The parties had agreed (with the Court’s approval) to proceed with the claim under the pilot for the Shorter Trials Scheme. This resulted in a one day hearing, with “very limited disclosure”, no witness statements and no oral evidence. The total costs of the action on each side were estimated to be approximately £350,000. The judgment was handed down within two weeks of the hearing. In her judgment, Mrs Justice Carr congratulated the parties and their lawyers for “the cooperative spirit in which the litigation has been conducted which has resulted in an effective and speedy process, all as envisaged by the Shorter Trials Scheme”.

The prospects for Shorter Trials

The National Bank of Abu Dhabi judgment would appear to be an early success for the Shorter Trials Scheme and demonstrates its potential for quickly and efficiently dealing with cases that do not require substantial documentary and witness evidence. The case was appropriate for the Scheme as there was only a single issue of interpretation to be resolved, requiring minimal disclosure and evidence (even though the value of the claim was significant). The first case decided under the scheme, Vitol E&P Ltd v Africa Oil and Gas Corp was similarly an energy sector dispute that turned on the interpretation of a contract and only one witness was called at the trial.

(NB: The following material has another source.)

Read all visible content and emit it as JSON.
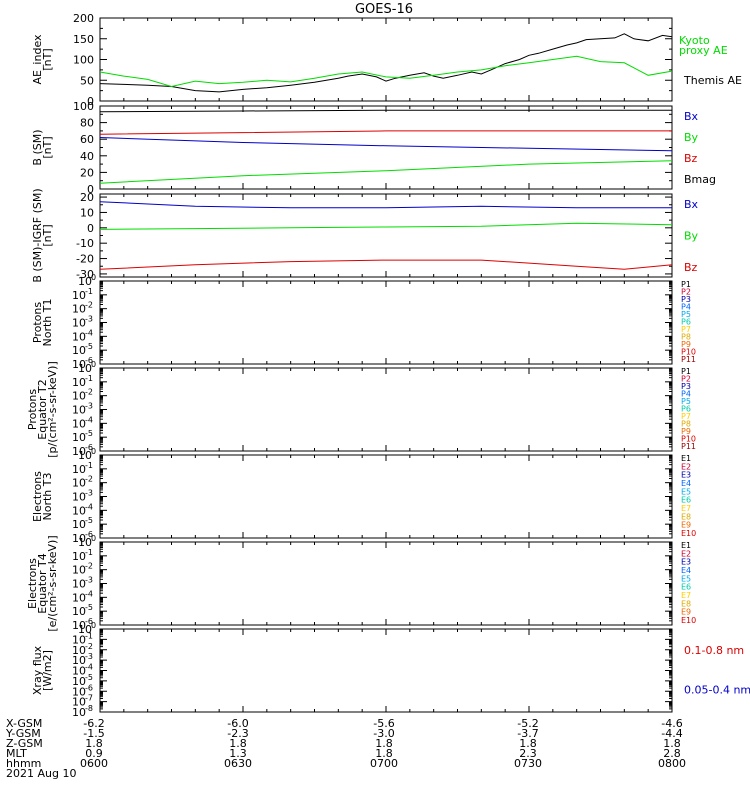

However, the National Bank of Abu Dhabi case may still be appealed, which is noteworthy. If appeals become more likely under the Shorter Trials Scheme than in cases using the full procedure, that may undermine the Scheme, particularly as delays in the Court of Appeal are becoming critical due to escalating workload and a lack of resources.

However, demand clearly exists for quicker and cheaper litigation. Protracted disputes can be expensive, time-consuming and jeopardise commercial relationships and opportunities. A similar parallel can be observed in arbitration, with many arbitral institutions introducing expedited or "fast-track" processes into their rules. For more on this see our article.

At the time of writing, there are currently 20 cases under either the Shorter Trials or Flexible Trials Schemes: ten in the Chancery Division (including two in the Patents Court, and four concerning other intellectual property matters), three in the London Mercantile Court, six in the Commercial Court and one in the Technology and Construction Court.

What it means for you

Should these proceedings result in efficient, time and cost-saving outcomes for parties, it is expected that uptake of these initiatives will increase for appropriate cases. If your opponent issues proceedings in the Shorter Trials Scheme and you consider that your case is not suitable for it because, for example, it is factually complex and merits wider disclosure, then it will be open you to apply for the case to be taken out of the scheme soon after it has been issued. You should do so promptly, well before the CMC.

This document (and any information accessed through links in this document) is provided for information purposes only and does not constitute legal advice. Professional legal advice should be obtained before taking or refraining from any action as a result of the contents of this document.